Chamou a atenção, por exemplo, que, no primeiro contra-ataque do Irã a Tel Aviv, 11 políticos brasileiros estavam por lá para fazer um “curso de massacre em massa” com os amigos do primeiro-ministro Benjamin Netanyahu. A situação foi muito absurda, porque viajaram em um momento de alta tensão entre o governo de Israel e seus diversos inimigos e acabaram tendo de ficar escondidos em um bunker até poderem voltar para o Brasil.
Observar o que o governo israelense tem feito em Gaza, aos olhos de quem quiser ver, só traz a mais evidências ao argumento do escritor e jornalista Antony Loewenstein, de que a Palestina é, atualmente, um laboratório do governo de Israel para o teste de equipamentos confeccionados por suas Forças Armadas e suas empresas privadas de segurança e inteligência. Assim, o “laboratório Palestina” é a vitrine das inovações de Israel em termos de armas, drones assassinos, aparelhos de escuta, entre outras maquinarias de morte para os usos público e doméstico.
E não somente o governo e os empresários israelenses têm lucrado com a guerra. O Google, após 7 de outubro de 2023, fez negócios lucrativos com Israel, vendendo tecnologia de Inteligência Artificial (IA) de ponta para ser usada no assassinato de palestinos. Outra empresa que lucrou muito na corrida genocida foi a Microsoft. Esta tem prestado serviços de nuvem às Forças Armadas israelenses, batizada de Plataforma das Armas, que inclui aplicativos para marcação de alvos em bombardeios, um portal que visualiza o céu de Gaza, a coleta de informações para Israel dentro do Projeto Unidade 8200 , etc.

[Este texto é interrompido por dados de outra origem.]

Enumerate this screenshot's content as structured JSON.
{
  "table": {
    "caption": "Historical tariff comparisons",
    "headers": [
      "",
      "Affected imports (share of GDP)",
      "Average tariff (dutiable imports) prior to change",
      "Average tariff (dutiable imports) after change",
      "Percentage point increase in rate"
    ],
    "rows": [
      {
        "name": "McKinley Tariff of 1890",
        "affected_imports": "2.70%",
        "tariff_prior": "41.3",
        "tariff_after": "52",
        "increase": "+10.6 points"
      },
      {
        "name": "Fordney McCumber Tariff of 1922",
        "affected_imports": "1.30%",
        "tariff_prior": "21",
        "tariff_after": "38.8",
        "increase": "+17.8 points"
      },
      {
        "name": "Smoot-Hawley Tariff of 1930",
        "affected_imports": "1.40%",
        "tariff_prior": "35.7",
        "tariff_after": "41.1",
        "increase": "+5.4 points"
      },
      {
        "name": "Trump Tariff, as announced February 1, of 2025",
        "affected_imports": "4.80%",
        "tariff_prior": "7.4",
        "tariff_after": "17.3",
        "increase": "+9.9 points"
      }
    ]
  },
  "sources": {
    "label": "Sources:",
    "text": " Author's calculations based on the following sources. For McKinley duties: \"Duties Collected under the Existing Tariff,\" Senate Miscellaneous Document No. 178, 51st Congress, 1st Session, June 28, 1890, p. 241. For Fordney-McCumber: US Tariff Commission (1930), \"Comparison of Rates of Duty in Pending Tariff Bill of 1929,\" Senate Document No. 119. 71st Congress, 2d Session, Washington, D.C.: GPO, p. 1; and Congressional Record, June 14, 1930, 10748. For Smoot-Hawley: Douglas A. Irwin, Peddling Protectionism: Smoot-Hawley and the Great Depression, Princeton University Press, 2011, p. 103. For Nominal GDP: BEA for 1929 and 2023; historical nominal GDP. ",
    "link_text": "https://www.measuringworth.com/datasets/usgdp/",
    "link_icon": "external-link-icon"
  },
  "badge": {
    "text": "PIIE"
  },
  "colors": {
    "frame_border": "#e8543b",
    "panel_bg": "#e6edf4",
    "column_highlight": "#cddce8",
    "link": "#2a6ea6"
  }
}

A colaboração entre as grandes empresas de tecnologia e Israel não começou em 2023. Em 2021, tornou-se público o Projeto Nimbus, em que Google e Amazon pagaram US$ 1,5 bilhão para que os ministérios do país repassassem para essas empresas seus dados e, em contrapartida, receberiam serviços avançados. Naquele momento, funcionários das duas empresas chegaram a escrever a carta “No Tech For Apartheid” (“Nenhuma tecnologia para o apartheid”, em tradução livre). O resultado? Cinquenta demissões.

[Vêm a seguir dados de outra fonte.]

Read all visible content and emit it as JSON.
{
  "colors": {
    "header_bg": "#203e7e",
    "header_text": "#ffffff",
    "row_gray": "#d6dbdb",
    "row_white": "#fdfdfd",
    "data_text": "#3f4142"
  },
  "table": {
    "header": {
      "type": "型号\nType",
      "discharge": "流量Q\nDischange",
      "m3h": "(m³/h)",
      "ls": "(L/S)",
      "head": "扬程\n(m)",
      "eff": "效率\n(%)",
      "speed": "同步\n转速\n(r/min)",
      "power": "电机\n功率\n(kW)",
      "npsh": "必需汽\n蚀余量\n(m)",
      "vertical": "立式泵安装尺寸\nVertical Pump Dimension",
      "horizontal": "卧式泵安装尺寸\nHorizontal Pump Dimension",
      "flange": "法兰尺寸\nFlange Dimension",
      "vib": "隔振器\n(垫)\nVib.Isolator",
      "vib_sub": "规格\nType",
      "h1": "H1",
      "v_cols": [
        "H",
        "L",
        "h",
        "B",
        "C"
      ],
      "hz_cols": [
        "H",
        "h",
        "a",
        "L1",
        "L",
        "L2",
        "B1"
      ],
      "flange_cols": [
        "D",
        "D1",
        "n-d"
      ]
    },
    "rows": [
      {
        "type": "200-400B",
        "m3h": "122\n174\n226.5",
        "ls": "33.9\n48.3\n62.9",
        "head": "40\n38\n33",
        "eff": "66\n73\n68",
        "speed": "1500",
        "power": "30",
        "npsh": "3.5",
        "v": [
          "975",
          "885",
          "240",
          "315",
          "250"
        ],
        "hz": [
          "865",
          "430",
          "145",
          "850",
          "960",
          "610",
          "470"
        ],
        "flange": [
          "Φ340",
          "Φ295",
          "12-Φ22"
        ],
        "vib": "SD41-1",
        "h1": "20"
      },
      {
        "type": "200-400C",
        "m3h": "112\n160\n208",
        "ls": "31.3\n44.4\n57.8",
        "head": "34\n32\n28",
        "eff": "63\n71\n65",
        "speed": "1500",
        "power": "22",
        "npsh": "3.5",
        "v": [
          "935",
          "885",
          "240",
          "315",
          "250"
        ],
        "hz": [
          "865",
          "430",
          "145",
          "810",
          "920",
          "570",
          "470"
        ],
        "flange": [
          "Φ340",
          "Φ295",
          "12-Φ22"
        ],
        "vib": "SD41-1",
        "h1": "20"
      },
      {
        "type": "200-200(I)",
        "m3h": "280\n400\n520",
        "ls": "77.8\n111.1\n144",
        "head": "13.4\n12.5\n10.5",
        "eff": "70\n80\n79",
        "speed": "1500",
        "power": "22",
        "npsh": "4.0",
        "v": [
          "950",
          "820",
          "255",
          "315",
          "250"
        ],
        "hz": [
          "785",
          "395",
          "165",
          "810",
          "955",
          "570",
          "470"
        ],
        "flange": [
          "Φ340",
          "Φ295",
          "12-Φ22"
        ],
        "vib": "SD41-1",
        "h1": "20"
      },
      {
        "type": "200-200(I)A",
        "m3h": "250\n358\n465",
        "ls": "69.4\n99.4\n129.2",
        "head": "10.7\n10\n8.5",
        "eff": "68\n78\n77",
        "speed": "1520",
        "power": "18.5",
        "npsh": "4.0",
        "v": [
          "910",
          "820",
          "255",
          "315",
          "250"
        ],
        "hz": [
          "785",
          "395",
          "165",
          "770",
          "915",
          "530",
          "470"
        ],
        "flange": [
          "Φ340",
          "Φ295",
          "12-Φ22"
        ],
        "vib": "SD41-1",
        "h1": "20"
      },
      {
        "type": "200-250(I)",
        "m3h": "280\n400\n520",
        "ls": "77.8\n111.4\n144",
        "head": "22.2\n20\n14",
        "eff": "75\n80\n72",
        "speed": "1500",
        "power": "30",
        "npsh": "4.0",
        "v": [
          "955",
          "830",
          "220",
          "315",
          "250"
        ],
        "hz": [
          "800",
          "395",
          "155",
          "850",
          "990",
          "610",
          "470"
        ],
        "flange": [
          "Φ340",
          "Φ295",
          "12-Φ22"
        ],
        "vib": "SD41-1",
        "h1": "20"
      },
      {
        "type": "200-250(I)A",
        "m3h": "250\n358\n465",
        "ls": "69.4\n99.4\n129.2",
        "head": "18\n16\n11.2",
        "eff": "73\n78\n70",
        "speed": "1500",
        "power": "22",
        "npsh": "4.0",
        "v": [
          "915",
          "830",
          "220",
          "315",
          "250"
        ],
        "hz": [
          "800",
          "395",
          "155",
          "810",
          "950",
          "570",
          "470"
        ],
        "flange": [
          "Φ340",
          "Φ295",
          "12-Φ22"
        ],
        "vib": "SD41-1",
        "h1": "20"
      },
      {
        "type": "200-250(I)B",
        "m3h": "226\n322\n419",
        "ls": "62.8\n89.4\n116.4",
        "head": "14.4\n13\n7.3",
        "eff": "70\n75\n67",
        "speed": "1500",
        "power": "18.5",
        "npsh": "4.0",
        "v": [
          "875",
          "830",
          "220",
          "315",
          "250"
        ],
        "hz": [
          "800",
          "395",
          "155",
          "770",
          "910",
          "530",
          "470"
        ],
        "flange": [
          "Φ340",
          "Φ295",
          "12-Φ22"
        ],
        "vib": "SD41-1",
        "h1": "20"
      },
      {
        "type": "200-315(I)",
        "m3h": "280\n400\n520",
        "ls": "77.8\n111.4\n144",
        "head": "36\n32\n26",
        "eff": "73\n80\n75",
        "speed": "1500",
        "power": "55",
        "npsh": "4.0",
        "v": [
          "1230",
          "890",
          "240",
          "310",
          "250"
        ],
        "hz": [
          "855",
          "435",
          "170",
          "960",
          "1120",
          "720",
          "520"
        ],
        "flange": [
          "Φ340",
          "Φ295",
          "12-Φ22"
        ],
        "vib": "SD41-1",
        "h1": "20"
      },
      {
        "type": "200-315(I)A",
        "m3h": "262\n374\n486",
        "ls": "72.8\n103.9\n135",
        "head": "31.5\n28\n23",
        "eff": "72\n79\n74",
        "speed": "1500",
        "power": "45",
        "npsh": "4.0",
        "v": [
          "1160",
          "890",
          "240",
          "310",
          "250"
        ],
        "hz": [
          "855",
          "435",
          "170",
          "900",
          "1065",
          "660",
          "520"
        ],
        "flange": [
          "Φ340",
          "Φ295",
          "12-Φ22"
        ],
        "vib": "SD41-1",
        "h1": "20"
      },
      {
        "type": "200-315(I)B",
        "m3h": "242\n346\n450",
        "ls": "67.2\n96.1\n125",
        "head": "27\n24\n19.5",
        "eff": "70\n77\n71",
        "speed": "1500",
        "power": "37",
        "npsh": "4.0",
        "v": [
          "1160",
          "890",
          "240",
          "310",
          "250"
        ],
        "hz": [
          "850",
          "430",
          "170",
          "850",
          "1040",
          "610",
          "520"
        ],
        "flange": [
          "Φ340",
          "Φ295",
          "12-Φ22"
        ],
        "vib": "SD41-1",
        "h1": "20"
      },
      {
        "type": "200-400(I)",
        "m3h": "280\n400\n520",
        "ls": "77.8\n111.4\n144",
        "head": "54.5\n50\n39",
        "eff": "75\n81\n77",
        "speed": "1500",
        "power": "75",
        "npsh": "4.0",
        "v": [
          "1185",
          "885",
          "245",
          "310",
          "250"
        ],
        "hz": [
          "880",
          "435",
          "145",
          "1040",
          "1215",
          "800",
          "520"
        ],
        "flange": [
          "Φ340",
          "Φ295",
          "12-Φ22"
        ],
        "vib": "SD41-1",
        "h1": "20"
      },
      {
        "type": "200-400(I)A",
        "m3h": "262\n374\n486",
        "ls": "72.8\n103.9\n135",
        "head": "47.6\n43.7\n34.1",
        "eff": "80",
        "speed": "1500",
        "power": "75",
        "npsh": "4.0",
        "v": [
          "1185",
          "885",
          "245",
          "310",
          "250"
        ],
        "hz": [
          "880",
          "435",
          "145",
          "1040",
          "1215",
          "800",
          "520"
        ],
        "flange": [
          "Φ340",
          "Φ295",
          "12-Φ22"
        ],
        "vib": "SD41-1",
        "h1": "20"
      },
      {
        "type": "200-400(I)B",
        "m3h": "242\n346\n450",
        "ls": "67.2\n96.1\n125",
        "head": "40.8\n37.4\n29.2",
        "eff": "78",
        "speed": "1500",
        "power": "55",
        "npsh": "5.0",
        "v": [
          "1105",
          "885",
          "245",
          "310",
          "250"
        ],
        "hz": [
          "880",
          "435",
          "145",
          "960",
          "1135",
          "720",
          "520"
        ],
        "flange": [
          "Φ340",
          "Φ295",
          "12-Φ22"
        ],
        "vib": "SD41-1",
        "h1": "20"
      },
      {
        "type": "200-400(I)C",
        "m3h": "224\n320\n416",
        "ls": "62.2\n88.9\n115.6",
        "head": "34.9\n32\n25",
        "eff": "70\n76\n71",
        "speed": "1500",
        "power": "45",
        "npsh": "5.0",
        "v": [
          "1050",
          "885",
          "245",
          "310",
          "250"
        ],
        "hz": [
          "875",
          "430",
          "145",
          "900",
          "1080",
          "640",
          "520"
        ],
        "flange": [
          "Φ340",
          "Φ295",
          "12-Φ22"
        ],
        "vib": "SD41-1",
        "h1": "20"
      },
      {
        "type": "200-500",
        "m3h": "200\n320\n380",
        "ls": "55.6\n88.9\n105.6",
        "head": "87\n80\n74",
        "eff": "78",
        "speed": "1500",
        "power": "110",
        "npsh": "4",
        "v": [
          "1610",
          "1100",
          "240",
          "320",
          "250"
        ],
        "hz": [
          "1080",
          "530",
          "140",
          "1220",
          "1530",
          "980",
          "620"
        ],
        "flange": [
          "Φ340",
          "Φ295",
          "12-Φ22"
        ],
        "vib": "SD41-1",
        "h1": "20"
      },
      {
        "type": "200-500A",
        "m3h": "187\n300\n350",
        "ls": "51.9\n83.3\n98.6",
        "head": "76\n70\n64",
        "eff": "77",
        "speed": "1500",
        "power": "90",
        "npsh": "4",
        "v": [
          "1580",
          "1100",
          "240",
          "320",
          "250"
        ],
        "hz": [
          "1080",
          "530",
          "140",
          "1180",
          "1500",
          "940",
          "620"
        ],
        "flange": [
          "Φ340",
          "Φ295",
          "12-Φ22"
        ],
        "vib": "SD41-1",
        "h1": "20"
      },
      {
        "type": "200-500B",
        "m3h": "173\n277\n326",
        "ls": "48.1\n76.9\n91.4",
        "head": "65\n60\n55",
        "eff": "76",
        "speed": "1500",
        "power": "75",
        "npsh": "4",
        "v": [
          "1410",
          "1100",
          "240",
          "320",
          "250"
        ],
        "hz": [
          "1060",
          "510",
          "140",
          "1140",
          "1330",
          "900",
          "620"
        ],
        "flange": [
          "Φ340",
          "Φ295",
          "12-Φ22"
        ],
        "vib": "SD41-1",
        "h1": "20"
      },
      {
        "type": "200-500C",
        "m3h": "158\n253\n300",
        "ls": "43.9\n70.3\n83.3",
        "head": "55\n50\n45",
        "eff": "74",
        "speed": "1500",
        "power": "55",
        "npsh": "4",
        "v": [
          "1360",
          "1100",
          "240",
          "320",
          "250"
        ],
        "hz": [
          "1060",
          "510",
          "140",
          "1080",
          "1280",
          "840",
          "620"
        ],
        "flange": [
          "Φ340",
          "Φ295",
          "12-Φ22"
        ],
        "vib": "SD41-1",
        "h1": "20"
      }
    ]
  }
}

Ou seja, a guerra contra civis palestinos tem muitos sentidos, dois deles bem marcados — manter Netanyahu, do Likud (partido de direita israelense), no poder e também fazer com que empresas privadas e o Estado israelense encham os bolsos de dólares. O próprio Exército brasileiro anunciou, em 2024, a articulação para a compra de veículos blindados com canhões de longo alcance do grupo israelense Elbit Systems, por R$ 1 bilhão. A guerra é lucrativa.

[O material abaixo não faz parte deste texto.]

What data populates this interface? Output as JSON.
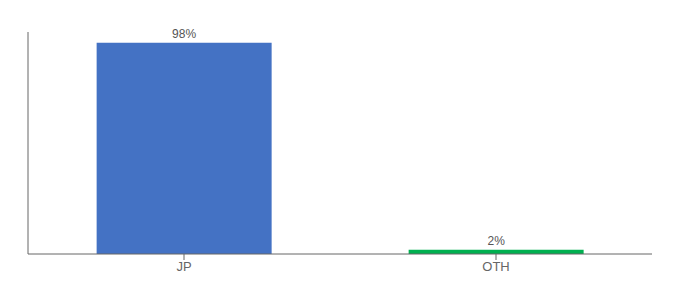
{
  "chart_data": {
    "type": "bar",
    "categories": [
      "JP",
      "OTH"
    ],
    "values": [
      98,
      2
    ],
    "value_labels": [
      "98%",
      "2%"
    ],
    "colors": [
      "#4472C4",
      "#00B050"
    ],
    "ylim": [
      0,
      103
    ],
    "data_labels": true,
    "tick_labels": "x"
  }
}
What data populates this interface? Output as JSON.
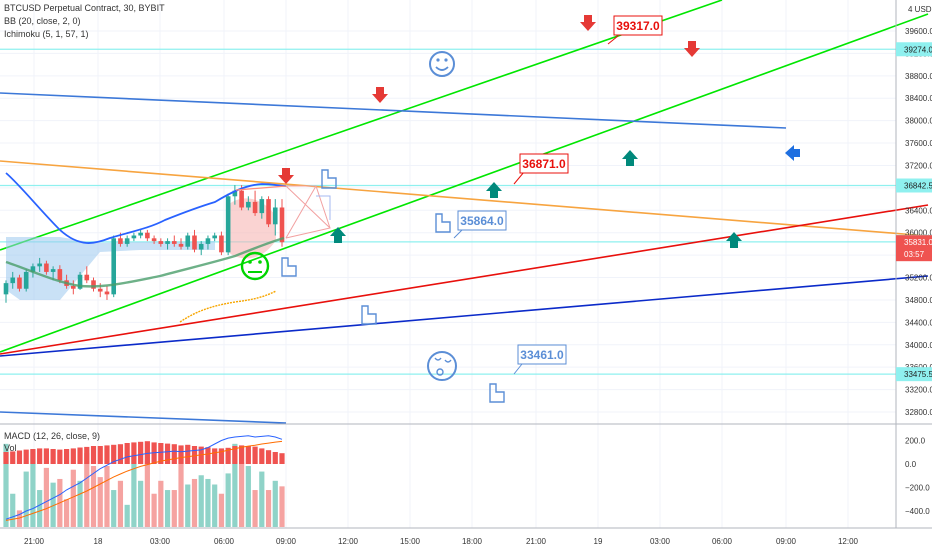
{
  "header": {
    "symbol": "BTCUSD Perpetual Contract, 30, BYBIT",
    "ind1": "BB (20, close, 2, 0)",
    "ind2": "Ichimoku (5, 1, 57, 1)"
  },
  "macd_header": {
    "label": "MACD (12, 26, close, 9)",
    "vol": "Vol"
  },
  "currency": "4 USD",
  "colors": {
    "up": "#26a69a",
    "down": "#ef5350",
    "green_line": "#00e600",
    "orange_line": "#f7a440",
    "red_line": "#e8100c",
    "blue_line": "#0b2ac9",
    "steel_line": "#3c78d8",
    "cyan_level": "#8ff0ef",
    "callout_red": "#e8100c",
    "callout_blue": "#5b8ed6"
  },
  "chart_data": {
    "type": "candlestick",
    "x_ticks": [
      "21:00",
      "18",
      "03:00",
      "06:00",
      "09:00",
      "12:00",
      "15:00",
      "18:00",
      "21:00",
      "19",
      "03:00",
      "06:00",
      "09:00",
      "12:00"
    ],
    "y_ticks": [
      32800,
      33200,
      33600,
      34000,
      34400,
      34800,
      35200,
      35600,
      36000,
      36400,
      36800,
      37200,
      37600,
      38000,
      38400,
      38800,
      39200,
      39600
    ],
    "macd_ticks": [
      200,
      0,
      -200,
      -400
    ],
    "macd_tick_labels": [
      "200.0",
      "0.0",
      "−200.0",
      "−400.0"
    ],
    "price_levels": [
      {
        "value": 39274.0,
        "label": "39274.0"
      },
      {
        "value": 36842.5,
        "label": "36842.5"
      },
      {
        "value": 35836.0,
        "label": "35836.0"
      },
      {
        "value": 33475.5,
        "label": "33475.5"
      }
    ],
    "current_price": {
      "value": 35831.0,
      "label": "35831.0",
      "countdown": "03:57"
    },
    "callouts": [
      {
        "label": "39317.0",
        "style": "red"
      },
      {
        "label": "36871.0",
        "style": "red"
      },
      {
        "label": "35864.0",
        "style": "blue"
      },
      {
        "label": "33461.0",
        "style": "blue"
      }
    ],
    "candles": [
      [
        34900,
        35150,
        34750,
        35100
      ],
      [
        35100,
        35300,
        35000,
        35200
      ],
      [
        35200,
        35250,
        34950,
        35000
      ],
      [
        35000,
        35350,
        34950,
        35300
      ],
      [
        35300,
        35450,
        35200,
        35400
      ],
      [
        35400,
        35550,
        35300,
        35450
      ],
      [
        35450,
        35500,
        35250,
        35300
      ],
      [
        35300,
        35400,
        35150,
        35350
      ],
      [
        35350,
        35420,
        35100,
        35150
      ],
      [
        35150,
        35250,
        35000,
        35050
      ],
      [
        35050,
        35150,
        34900,
        35000
      ],
      [
        35000,
        35300,
        34980,
        35250
      ],
      [
        35250,
        35400,
        35100,
        35150
      ],
      [
        35150,
        35200,
        34950,
        35000
      ],
      [
        35000,
        35100,
        34850,
        34950
      ],
      [
        34950,
        35050,
        34800,
        34900
      ],
      [
        34900,
        35950,
        34850,
        35900
      ],
      [
        35900,
        36000,
        35750,
        35800
      ],
      [
        35800,
        35950,
        35750,
        35900
      ],
      [
        35900,
        36000,
        35850,
        35950
      ],
      [
        35950,
        36050,
        35900,
        36000
      ],
      [
        36000,
        36050,
        35850,
        35900
      ],
      [
        35900,
        35950,
        35800,
        35850
      ],
      [
        35850,
        35900,
        35750,
        35800
      ],
      [
        35800,
        35900,
        35700,
        35850
      ],
      [
        35850,
        35950,
        35750,
        35800
      ],
      [
        35800,
        35900,
        35700,
        35750
      ],
      [
        35750,
        36000,
        35700,
        35950
      ],
      [
        35950,
        36050,
        35650,
        35700
      ],
      [
        35700,
        35850,
        35600,
        35800
      ],
      [
        35800,
        35950,
        35700,
        35900
      ],
      [
        35900,
        36000,
        35850,
        35950
      ],
      [
        35950,
        36020,
        35600,
        35650
      ],
      [
        35650,
        36700,
        35600,
        36650
      ],
      [
        36650,
        36850,
        36500,
        36750
      ],
      [
        36750,
        36850,
        36400,
        36450
      ],
      [
        36450,
        36650,
        36400,
        36550
      ],
      [
        36550,
        36750,
        36300,
        36350
      ],
      [
        36350,
        36650,
        36250,
        36600
      ],
      [
        36600,
        36650,
        36100,
        36150
      ],
      [
        36150,
        36600,
        35950,
        36450
      ],
      [
        36450,
        36600,
        35750,
        35830
      ]
    ],
    "volumes": [
      450,
      180,
      90,
      300,
      420,
      200,
      320,
      240,
      260,
      150,
      310,
      250,
      400,
      330,
      270,
      330,
      200,
      250,
      120,
      380,
      250,
      360,
      180,
      250,
      200,
      200,
      400,
      230,
      260,
      280,
      260,
      230,
      180,
      290,
      450,
      350,
      330,
      200,
      300,
      200,
      250,
      220
    ],
    "macd_hist": [
      40,
      42,
      45,
      48,
      50,
      52,
      52,
      50,
      48,
      50,
      52,
      55,
      57,
      60,
      60,
      62,
      64,
      66,
      70,
      72,
      74,
      76,
      72,
      70,
      68,
      66,
      62,
      64,
      60,
      58,
      56,
      52,
      52,
      54,
      60,
      62,
      60,
      58,
      52,
      46,
      40,
      36
    ],
    "macd_line": [
      -470,
      -450,
      -430,
      -400,
      -380,
      -350,
      -320,
      -290,
      -260,
      -220,
      -190,
      -160,
      -120,
      -80,
      -40,
      -10,
      20,
      40,
      60,
      70,
      80,
      90,
      95,
      100,
      105,
      110,
      105,
      110,
      115,
      120,
      140,
      170,
      200,
      220,
      230,
      235,
      240,
      230,
      235,
      240,
      230,
      210
    ],
    "signal_line": [
      -480,
      -470,
      -460,
      -440,
      -420,
      -400,
      -380,
      -355,
      -330,
      -305,
      -280,
      -255,
      -230,
      -200,
      -170,
      -140,
      -110,
      -85,
      -60,
      -40,
      -20,
      -5,
      10,
      25,
      35,
      45,
      55,
      62,
      70,
      78,
      85,
      95,
      105,
      118,
      130,
      142,
      152,
      160,
      170,
      178,
      186,
      192
    ]
  }
}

Os drones, ao invés de ajudarem no salvamento de Juliana Marins, a brasileira que morreu ao cair durante uma trilha em um vulcão na Indonésia, têm exterminado mulheres e crianças — 70% das 50 mil mortes de palestinos foram dessa parcela da população, segundo o Escritório de Direitos Humanos da Organização das Nações Unidas (ONU). Em vez de contribuir para a construção de infraestruturas ou fazer diagnósticos de doenças, a Inteligência Artificial (IA) está aprimorando bombardeiros. Um exemplo é o Joint Direct Attack Munition (JDAM), um kit produzido pela Boeing que converte bombas comuns em inteligentes, guiadas por GPS de alta precisão.
A guerra comprova que, sem escrutínio público e regulação democrática, a promessa de emancipação tecnológica converte-se em mais‑valia mortífera.